Non può esserci progresso se non guardiamo indietro, se non siamo capaci di guardare l’orrore di cui noi uomini siamo capaci ieri come oggi. Se non sappiamo allontanarci da questo passato, non per chiudere gli occhi, ma per dare inizio al nuovo.
In Walter Benjamin la memoria può redimere il passato solo invertendo il rapporto tra passato e presente.

Dobbiamo guardare indietro per imparare a ri-nascere come esseri umani. La nascita è un accadimento non meramente biologico ma piuttosto esistenziale.
E non è un atto che avviene una volta per tutte.
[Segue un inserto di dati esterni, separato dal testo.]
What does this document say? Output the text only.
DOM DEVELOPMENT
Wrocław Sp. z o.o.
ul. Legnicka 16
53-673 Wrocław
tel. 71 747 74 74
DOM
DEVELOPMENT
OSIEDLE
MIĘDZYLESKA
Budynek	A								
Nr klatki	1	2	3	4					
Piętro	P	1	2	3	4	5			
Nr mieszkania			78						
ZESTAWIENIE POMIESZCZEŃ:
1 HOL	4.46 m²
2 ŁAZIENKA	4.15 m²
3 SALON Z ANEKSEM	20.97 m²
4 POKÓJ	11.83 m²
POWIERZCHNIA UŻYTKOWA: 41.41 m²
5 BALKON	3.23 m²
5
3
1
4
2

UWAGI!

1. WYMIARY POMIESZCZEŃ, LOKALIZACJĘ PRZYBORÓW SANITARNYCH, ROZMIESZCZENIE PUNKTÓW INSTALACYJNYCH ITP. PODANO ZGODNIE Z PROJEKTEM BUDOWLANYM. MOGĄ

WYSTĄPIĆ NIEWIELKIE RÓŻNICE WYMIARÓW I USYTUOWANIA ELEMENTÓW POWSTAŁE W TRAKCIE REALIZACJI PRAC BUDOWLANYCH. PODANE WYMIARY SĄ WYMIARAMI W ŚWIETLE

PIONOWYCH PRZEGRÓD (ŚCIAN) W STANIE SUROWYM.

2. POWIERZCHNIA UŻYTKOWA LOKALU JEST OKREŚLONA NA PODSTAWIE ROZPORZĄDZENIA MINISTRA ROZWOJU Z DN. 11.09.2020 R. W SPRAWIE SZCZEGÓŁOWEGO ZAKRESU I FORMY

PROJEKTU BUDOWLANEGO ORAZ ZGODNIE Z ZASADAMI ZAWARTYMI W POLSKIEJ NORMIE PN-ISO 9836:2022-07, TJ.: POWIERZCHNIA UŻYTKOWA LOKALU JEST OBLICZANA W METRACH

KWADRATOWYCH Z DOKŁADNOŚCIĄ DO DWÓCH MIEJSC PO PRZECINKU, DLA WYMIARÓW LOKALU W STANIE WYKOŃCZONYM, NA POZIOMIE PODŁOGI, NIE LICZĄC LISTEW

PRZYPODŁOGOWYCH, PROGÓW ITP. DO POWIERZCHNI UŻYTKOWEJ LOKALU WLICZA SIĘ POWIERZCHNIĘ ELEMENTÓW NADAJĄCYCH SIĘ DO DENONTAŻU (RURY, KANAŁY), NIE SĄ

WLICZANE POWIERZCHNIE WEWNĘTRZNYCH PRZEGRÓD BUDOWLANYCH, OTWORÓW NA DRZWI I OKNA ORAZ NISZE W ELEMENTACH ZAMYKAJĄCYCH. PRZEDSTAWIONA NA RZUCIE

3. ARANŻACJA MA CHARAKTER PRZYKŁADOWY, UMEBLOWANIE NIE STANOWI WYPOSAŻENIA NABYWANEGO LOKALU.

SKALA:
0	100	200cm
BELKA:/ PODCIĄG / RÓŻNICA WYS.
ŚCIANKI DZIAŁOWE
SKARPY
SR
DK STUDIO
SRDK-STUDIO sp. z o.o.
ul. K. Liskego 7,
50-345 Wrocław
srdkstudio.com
Nasco perché qualcuno ha voluto che nascessi, ma la vita è un continuo ri-nascere. E' della ri-nascita sono io il creatore.

La vita è un continuo esame, è una continua scelta. Non scelgo cosa mi accade, ma scelgo verso quale direzione andare.
Si rinasce quando esco dalla gabbia delle mie sicurezze, che nella chiusura agli altri diventano arroganza, presunzione, violenza.
Si ri-nasce se accetto la fragilità come contrapposizione alla forza, alla violenza.